From the Guidelines
Lipophilic statins include atorvastatin, simvastatin, lovastatin, pitavastatin, and fluvastatin, which are characterized by their ability to easily cross cell membranes and the blood-brain barrier due to their fat-soluble nature. These medications work by inhibiting HMG-CoA reductase, the rate-limiting enzyme in cholesterol synthesis, thereby reducing LDL cholesterol levels in the bloodstream. Unlike hydrophilic statins (such as rosuvastatin and pravastatin), lipophilic statins are metabolized primarily by the cytochrome P450 enzyme system in the liver, which can increase their potential for drug interactions, as noted in the European guidelines on cardiovascular disease prevention in clinical practice 1. This property also allows them to be distributed more widely throughout body tissues beyond the liver.
When prescribing lipophilic statins, it's essential to monitor for potential side effects such as muscle pain or weakness, as their wider tissue distribution may contribute to muscle-related adverse effects in some patients.

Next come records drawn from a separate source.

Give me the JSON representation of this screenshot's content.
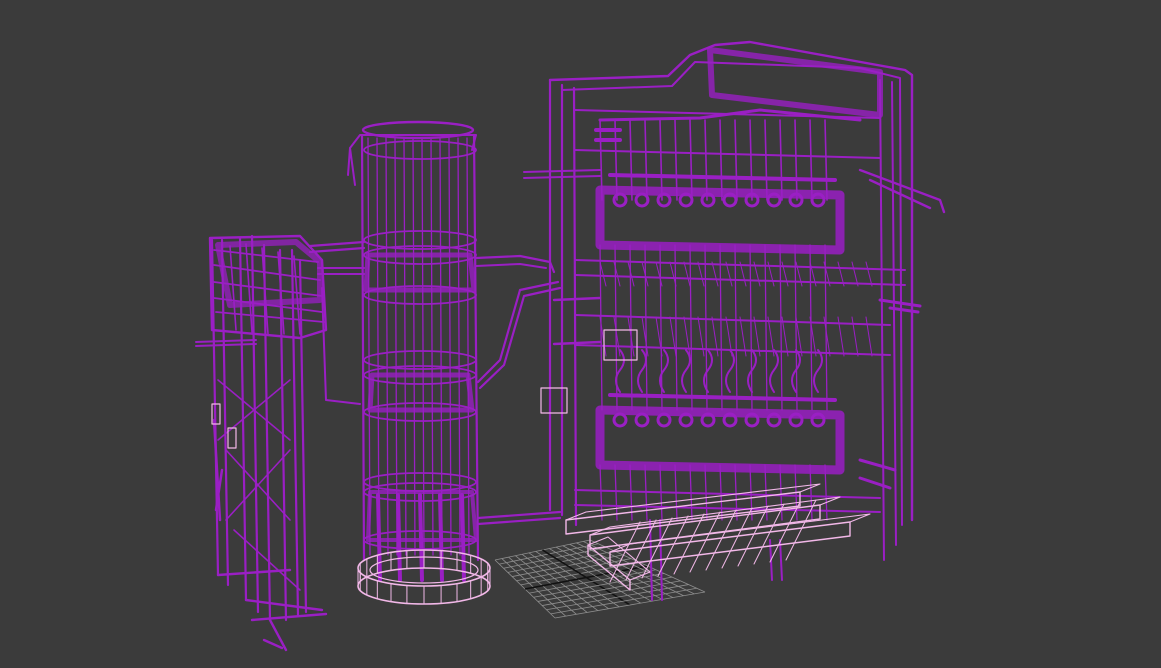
{
  "viewport": {
    "label": "",
    "colors": {
      "background": "#3b3b3b",
      "wireframe": "#9a1fc4",
      "wireframe_dense": "#8a1ab3",
      "selected": "#f2b8e8",
      "grid": "#8e8e8e",
      "grid_axis": "#111111"
    }
  },
  "scene": {
    "objects": [
      "left-frame-rack",
      "cylindrical-tower",
      "right-process-skid",
      "tower-base-ring",
      "floor-pallets",
      "home-grid"
    ]
  }
}
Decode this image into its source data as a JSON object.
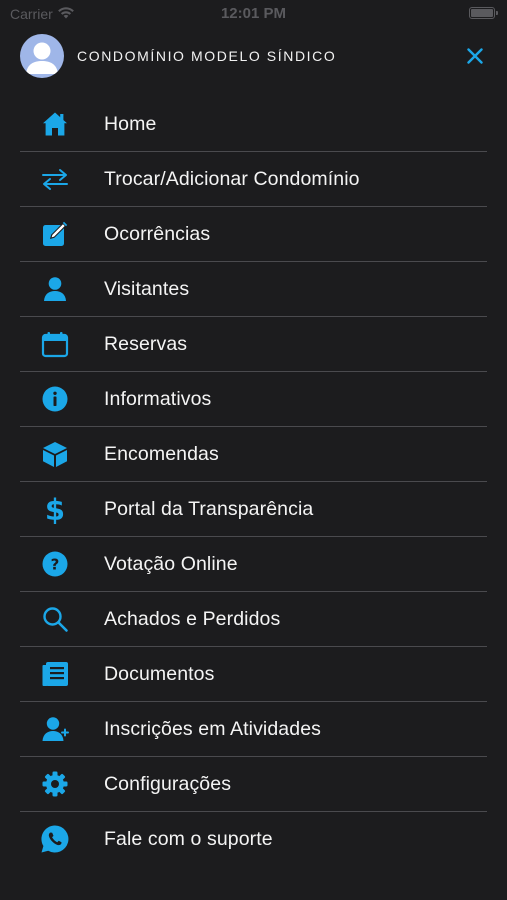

The safety profile of statins is generally acceptable, with occasional liver dysfunction being reversible and rhabdomyolysis being rare, as reported in the European guidelines on cardiovascular disease prevention in clinical practice 1. Dosing varies by specific medication, with atorvastatin typically prescribed at 10-80 mg daily and simvastatin at 5-40 mg daily, preferably in the evening, as indicated in the acc/aha/nhlbi clinical advisory on the use and safety of statins 1.

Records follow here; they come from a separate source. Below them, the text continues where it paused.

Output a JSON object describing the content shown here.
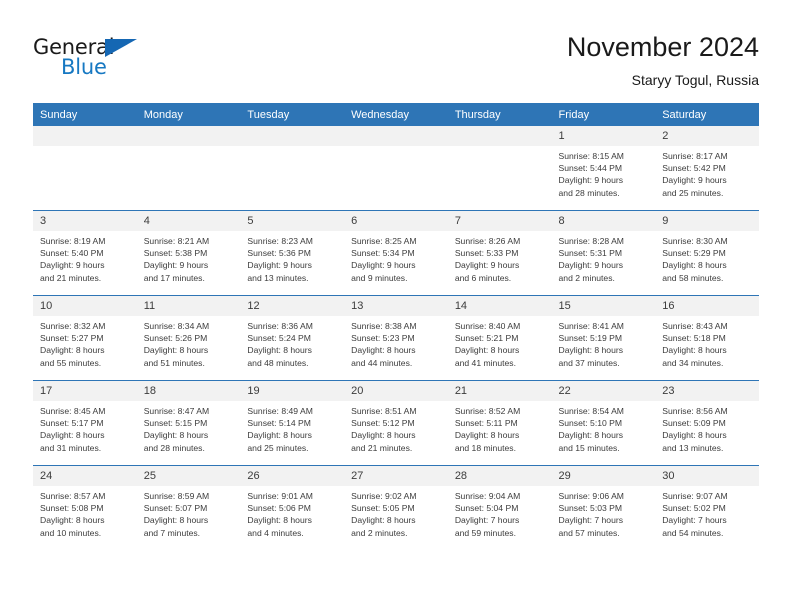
{
  "brand": {
    "name_top": "General",
    "name_bottom": "Blue",
    "triangle_color": "#1567b3",
    "blue_color": "#1678c2"
  },
  "header": {
    "title": "November 2024",
    "subtitle": "Staryy Togul, Russia"
  },
  "theme": {
    "header_band": "#2e75b6",
    "daynum_band": "#f2f2f2",
    "text": "#3c3c3c"
  },
  "weekday_headers": [
    "Sunday",
    "Monday",
    "Tuesday",
    "Wednesday",
    "Thursday",
    "Friday",
    "Saturday"
  ],
  "labels": {
    "sunrise": "Sunrise:",
    "sunset": "Sunset:",
    "daylight": "Daylight:"
  },
  "weeks": [
    [
      {
        "day": "",
        "blank": true
      },
      {
        "day": "",
        "blank": true
      },
      {
        "day": "",
        "blank": true
      },
      {
        "day": "",
        "blank": true
      },
      {
        "day": "",
        "blank": true
      },
      {
        "day": "1",
        "sunrise": "Sunrise: 8:15 AM",
        "sunset": "Sunset: 5:44 PM",
        "daylight1": "Daylight: 9 hours",
        "daylight2": "and 28 minutes."
      },
      {
        "day": "2",
        "sunrise": "Sunrise: 8:17 AM",
        "sunset": "Sunset: 5:42 PM",
        "daylight1": "Daylight: 9 hours",
        "daylight2": "and 25 minutes."
      }
    ],
    [
      {
        "day": "3",
        "sunrise": "Sunrise: 8:19 AM",
        "sunset": "Sunset: 5:40 PM",
        "daylight1": "Daylight: 9 hours",
        "daylight2": "and 21 minutes."
      },
      {
        "day": "4",
        "sunrise": "Sunrise: 8:21 AM",
        "sunset": "Sunset: 5:38 PM",
        "daylight1": "Daylight: 9 hours",
        "daylight2": "and 17 minutes."
      },
      {
        "day": "5",
        "sunrise": "Sunrise: 8:23 AM",
        "sunset": "Sunset: 5:36 PM",
        "daylight1": "Daylight: 9 hours",
        "daylight2": "and 13 minutes."
      },
      {
        "day": "6",
        "sunrise": "Sunrise: 8:25 AM",
        "sunset": "Sunset: 5:34 PM",
        "daylight1": "Daylight: 9 hours",
        "daylight2": "and 9 minutes."
      },
      {
        "day": "7",
        "sunrise": "Sunrise: 8:26 AM",
        "sunset": "Sunset: 5:33 PM",
        "daylight1": "Daylight: 9 hours",
        "daylight2": "and 6 minutes."
      },
      {
        "day": "8",
        "sunrise": "Sunrise: 8:28 AM",
        "sunset": "Sunset: 5:31 PM",
        "daylight1": "Daylight: 9 hours",
        "daylight2": "and 2 minutes."
      },
      {
        "day": "9",
        "sunrise": "Sunrise: 8:30 AM",
        "sunset": "Sunset: 5:29 PM",
        "daylight1": "Daylight: 8 hours",
        "daylight2": "and 58 minutes."
      }
    ],
    [
      {
        "day": "10",
        "sunrise": "Sunrise: 8:32 AM",
        "sunset": "Sunset: 5:27 PM",
        "daylight1": "Daylight: 8 hours",
        "daylight2": "and 55 minutes."
      },
      {
        "day": "11",
        "sunrise": "Sunrise: 8:34 AM",
        "sunset": "Sunset: 5:26 PM",
        "daylight1": "Daylight: 8 hours",
        "daylight2": "and 51 minutes."
      },
      {
        "day": "12",
        "sunrise": "Sunrise: 8:36 AM",
        "sunset": "Sunset: 5:24 PM",
        "daylight1": "Daylight: 8 hours",
        "daylight2": "and 48 minutes."
      },
      {
        "day": "13",
        "sunrise": "Sunrise: 8:38 AM",
        "sunset": "Sunset: 5:23 PM",
        "daylight1": "Daylight: 8 hours",
        "daylight2": "and 44 minutes."
      },
      {
        "day": "14",
        "sunrise": "Sunrise: 8:40 AM",
        "sunset": "Sunset: 5:21 PM",
        "daylight1": "Daylight: 8 hours",
        "daylight2": "and 41 minutes."
      },
      {
        "day": "15",
        "sunrise": "Sunrise: 8:41 AM",
        "sunset": "Sunset: 5:19 PM",
        "daylight1": "Daylight: 8 hours",
        "daylight2": "and 37 minutes."
      },
      {
        "day": "16",
        "sunrise": "Sunrise: 8:43 AM",
        "sunset": "Sunset: 5:18 PM",
        "daylight1": "Daylight: 8 hours",
        "daylight2": "and 34 minutes."
      }
    ],
    [
      {
        "day": "17",
        "sunrise": "Sunrise: 8:45 AM",
        "sunset": "Sunset: 5:17 PM",
        "daylight1": "Daylight: 8 hours",
        "daylight2": "and 31 minutes."
      },
      {
        "day": "18",
        "sunrise": "Sunrise: 8:47 AM",
        "sunset": "Sunset: 5:15 PM",
        "daylight1": "Daylight: 8 hours",
        "daylight2": "and 28 minutes."
      },
      {
        "day": "19",
        "sunrise": "Sunrise: 8:49 AM",
        "sunset": "Sunset: 5:14 PM",
        "daylight1": "Daylight: 8 hours",
        "daylight2": "and 25 minutes."
      },
      {
        "day": "20",
        "sunrise": "Sunrise: 8:51 AM",
        "sunset": "Sunset: 5:12 PM",
        "daylight1": "Daylight: 8 hours",
        "daylight2": "and 21 minutes."
      },
      {
        "day": "21",
        "sunrise": "Sunrise: 8:52 AM",
        "sunset": "Sunset: 5:11 PM",
        "daylight1": "Daylight: 8 hours",
        "daylight2": "and 18 minutes."
      },
      {
        "day": "22",
        "sunrise": "Sunrise: 8:54 AM",
        "sunset": "Sunset: 5:10 PM",
        "daylight1": "Daylight: 8 hours",
        "daylight2": "and 15 minutes."
      },
      {
        "day": "23",
        "sunrise": "Sunrise: 8:56 AM",
        "sunset": "Sunset: 5:09 PM",
        "daylight1": "Daylight: 8 hours",
        "daylight2": "and 13 minutes."
      }
    ],
    [
      {
        "day": "24",
        "sunrise": "Sunrise: 8:57 AM",
        "sunset": "Sunset: 5:08 PM",
        "daylight1": "Daylight: 8 hours",
        "daylight2": "and 10 minutes."
      },
      {
        "day": "25",
        "sunrise": "Sunrise: 8:59 AM",
        "sunset": "Sunset: 5:07 PM",
        "daylight1": "Daylight: 8 hours",
        "daylight2": "and 7 minutes."
      },
      {
        "day": "26",
        "sunrise": "Sunrise: 9:01 AM",
        "sunset": "Sunset: 5:06 PM",
        "daylight1": "Daylight: 8 hours",
        "daylight2": "and 4 minutes."
      },
      {
        "day": "27",
        "sunrise": "Sunrise: 9:02 AM",
        "sunset": "Sunset: 5:05 PM",
        "daylight1": "Daylight: 8 hours",
        "daylight2": "and 2 minutes."
      },
      {
        "day": "28",
        "sunrise": "Sunrise: 9:04 AM",
        "sunset": "Sunset: 5:04 PM",
        "daylight1": "Daylight: 7 hours",
        "daylight2": "and 59 minutes."
      },
      {
        "day": "29",
        "sunrise": "Sunrise: 9:06 AM",
        "sunset": "Sunset: 5:03 PM",
        "daylight1": "Daylight: 7 hours",
        "daylight2": "and 57 minutes."
      },
      {
        "day": "30",
        "sunrise": "Sunrise: 9:07 AM",
        "sunset": "Sunset: 5:02 PM",
        "daylight1": "Daylight: 7 hours",
        "daylight2": "and 54 minutes."
      }
    ]
  ]
}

Key considerations for prescribing lipophilic statins include:
- Monitoring for potential drug interactions, particularly with medications such as ciclosporin, macrolides, azole antifungals, calcium antagonists, protease inhibitors, sildenafil, warfarin, digoxin, nicotinic acid, and fibrates, as highlighted in the European guidelines on cardiovascular disease prevention in clinical practice 1
- Being aware of the potential for muscle-related adverse effects and taking steps to minimize this risk, such as identifying vulnerable patients and avoiding statin interactions with specific drugs, as noted in the European guidelines on cardiovascular disease prevention in clinical practice 1
- Ensuring that patients are aware of the potential drug interactions and side effects associated with lipophilic statins, as emphasized in the acc/aha/nhlbi clinical advisory on the use and safety of statins 1.
From the FDA Drug Label
Simvastatin is a white to off-white, nonhygroscopic, crystalline powder that is practically insoluble in water, and freely soluble in chloroform, methanol and ethanol
- Lipophilic statins are those that are soluble in non-polar solvents such as chloroform.
- Based on the information provided, simvastatin is a lipophilic statin because it is freely soluble in chloroform, methanol, and ethanol 2.

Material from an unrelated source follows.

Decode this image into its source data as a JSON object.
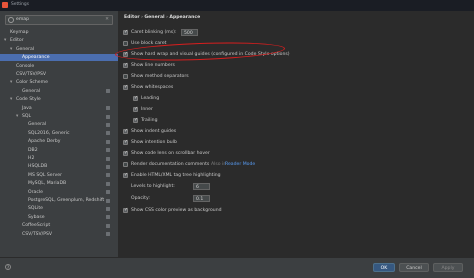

- Pitavastatin and pravastatin are not explicitly described as lipophilic in their respective labels, and their solubility properties do not clearly indicate lipophilicity 3 4.
From the Research
Lipophilic Statins
The following statins are classified as lipophilic:
Characteristics of Lipophilic Statins
Lipophilic statins can easily enter cells 5. They have a strong effect on lowering plasma total cholesterol and triacylglycerol, as seen with pitavastatin 6. Lipophilic statins may also have pleiotropic effects, such as decreasing inflammation and oxidative stress, regulating angiogenesis and osteogenesis, improving endothelial function and arterial stiffness, and reducing tumor progression, as reported for pitavastatin 6, 7.
Pharmacokinetics and Interactions
The pharmacokinetics and interaction potentials of lipophilic statins, such as simvastatin, lovastatin, and fluvastatin, are different from those of hydrophilic statins 8. Strong inhibitors of CYP3A can greatly increase plasma concentrations of simvastatin, lovastatin, and their active acid forms, enhancing the risk of myotoxicity 8. Inhibitors of OATP1B1 may decrease the benefit-risk ratio of simvastatin, lovastatin, and pravastatin by interfering with their entry into hepatocytes 8, 9.